Enbridge shares were up almost 13 per cent per cent with about 30 minutes to go before the New York open.

One up, one down
The earnings parade among Canada's big banks continues today with two more, one of them matching expectations and the other falling short.

As The Globe and Mail's Tim Kiladze reports, Canadian Imperial Bank of Commerce posted a dip in fourth-quarter profit to $811-million from a year earlier, or $2.24 a share, adjusted, which was just a cent short of what analysts were expecting.

CIBC also hiked its dividend.

Toronto-Dominion Bank, on the other hand, posted a jump in profit to $1.7-billion, or 98 cents a share, adjusted, but missing the mark where estimates were concerned.

Central banks hold
The European Central Bank and the Bank of England are both holding the line on interest rates.

Both held steady today, as expected.

But all eyes were on the ECB for signs of whether it's poised to pull out the big gun of quantitative easing.

As our European correspondent Eric Reguly reports, it didn't, but chief Mario Draghi said everything will be assessed, again, next quarter, and that the ECB is prepared for further stimulus.

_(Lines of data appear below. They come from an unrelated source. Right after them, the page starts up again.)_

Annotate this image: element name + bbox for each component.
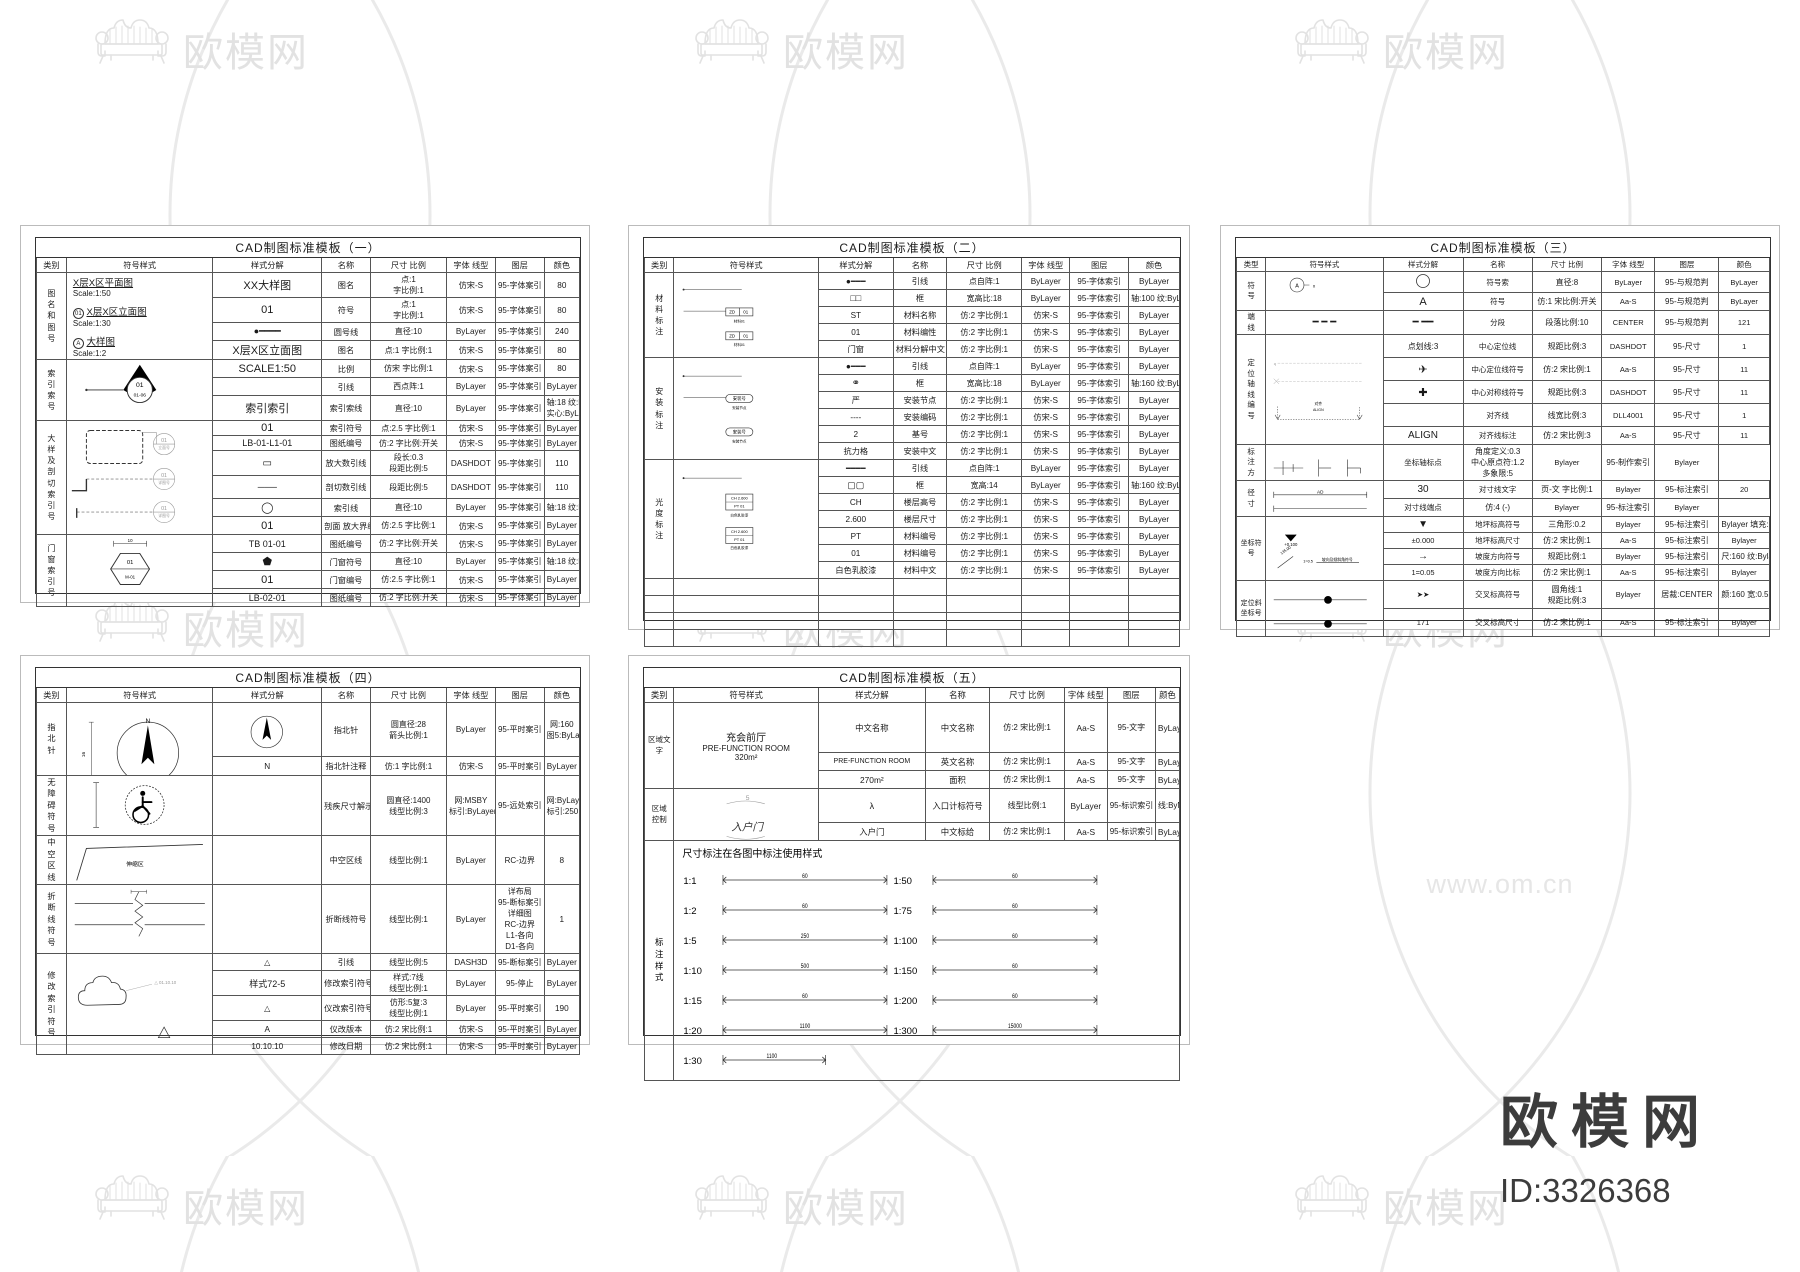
svg-text:5: 5 — [746, 795, 750, 802]
svg-text:01: 01 — [744, 333, 749, 338]
svg-text:详图号: 详图号 — [158, 480, 170, 485]
svg-text:15000: 15000 — [1008, 1023, 1022, 1030]
svg-text:01-06: 01-06 — [133, 393, 146, 399]
svg-text:135.00: 135.00 — [1280, 545, 1293, 556]
svg-text:伸缩区: 伸缩区 — [126, 860, 144, 868]
svg-text:PT 01: PT 01 — [735, 504, 746, 509]
svg-text:PT 01: PT 01 — [735, 537, 746, 542]
svg-text:1100: 1100 — [799, 1023, 810, 1030]
svg-text:入户门: 入户门 — [732, 822, 765, 834]
svg-text:CH 2.600: CH 2.600 — [731, 529, 749, 534]
svg-text:材料01: 材料01 — [734, 342, 745, 347]
svg-text:A: A — [1296, 283, 1300, 289]
svg-text:01: 01 — [744, 310, 749, 315]
svg-text:60: 60 — [1012, 873, 1018, 880]
svg-text:16: 16 — [81, 752, 87, 758]
svg-text:250: 250 — [800, 933, 808, 940]
svg-text:材料01: 材料01 — [734, 318, 745, 323]
svg-text:坡向及倾斜角符号: 坡向及倾斜角符号 — [1322, 557, 1353, 562]
svg-text:60: 60 — [1012, 993, 1018, 1000]
svg-text:01: 01 — [161, 438, 167, 444]
svg-text:安装号: 安装号 — [733, 395, 747, 402]
svg-text:CH 2.600: CH 2.600 — [731, 496, 749, 501]
svg-text:60: 60 — [802, 873, 808, 880]
svg-text:60: 60 — [1012, 963, 1018, 970]
svg-text:01: 01 — [127, 560, 133, 566]
svg-text:ZD: ZD — [730, 333, 736, 338]
svg-text:详图号: 详图号 — [158, 513, 170, 518]
svg-text:ZD: ZD — [730, 310, 736, 315]
svg-text:60: 60 — [802, 993, 808, 1000]
svg-text:1=0.5: 1=0.5 — [1304, 559, 1314, 564]
svg-text:x: x — [1313, 283, 1316, 288]
svg-text:60: 60 — [1012, 903, 1018, 910]
svg-text:AD: AD — [1317, 489, 1324, 494]
svg-text:ALIGN: ALIGN — [1313, 408, 1324, 412]
svg-text:q: q — [1274, 361, 1276, 366]
svg-text:白色乳胶漆: 白色乳胶漆 — [731, 545, 749, 550]
svg-text:安装节点: 安装节点 — [733, 438, 748, 443]
svg-text:01: 01 — [161, 473, 167, 479]
svg-text:白色乳胶漆: 白色乳胶漆 — [731, 512, 749, 517]
svg-text:M-01: M-01 — [125, 575, 136, 580]
svg-text:60: 60 — [1012, 933, 1018, 940]
svg-text:△ 01.10.10: △ 01.10.10 — [154, 981, 176, 986]
svg-text:安装节点: 安装节点 — [733, 405, 748, 410]
svg-text:60: 60 — [802, 903, 808, 910]
svg-text:10: 10 — [128, 538, 133, 543]
svg-text:1100: 1100 — [766, 1053, 777, 1060]
svg-text:对齐: 对齐 — [1315, 401, 1323, 406]
svg-text:N: N — [145, 718, 150, 725]
svg-text:安装号: 安装号 — [733, 429, 747, 436]
svg-text:立面号: 立面号 — [158, 445, 170, 450]
svg-text:500: 500 — [800, 963, 808, 970]
svg-text:01: 01 — [136, 382, 144, 389]
svg-text:01: 01 — [161, 506, 167, 512]
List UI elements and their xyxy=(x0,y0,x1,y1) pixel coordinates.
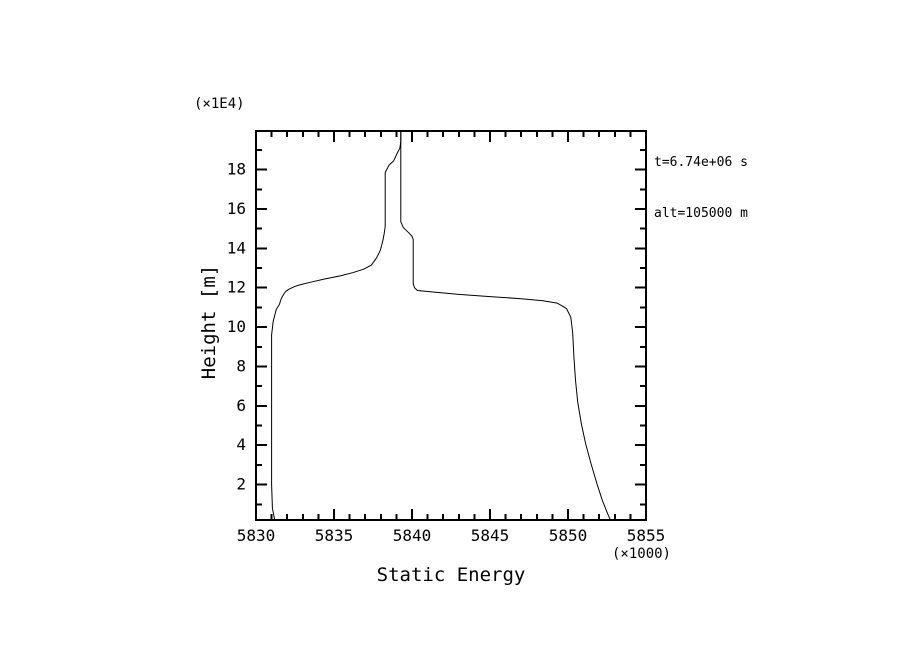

"I remain in the ever-shrinking camp that does not believe we will ever see quantitative easing from the ECB, and if I'm wrong, it will be an absolute last resort once all other options are exhausted, which is not even almost the case," said market analyst Craig Erlam of Alpari in London, referring to the asset-buying stimulus program known as QE.

"There is just too much opposition in Germany to QE and policy makers are too split on the political debate on whether it constitutes government funding," he added.

"In my view, we would have to see negative inflation readings and dangerously low inflation in Germany before it becomes a realistic possibility."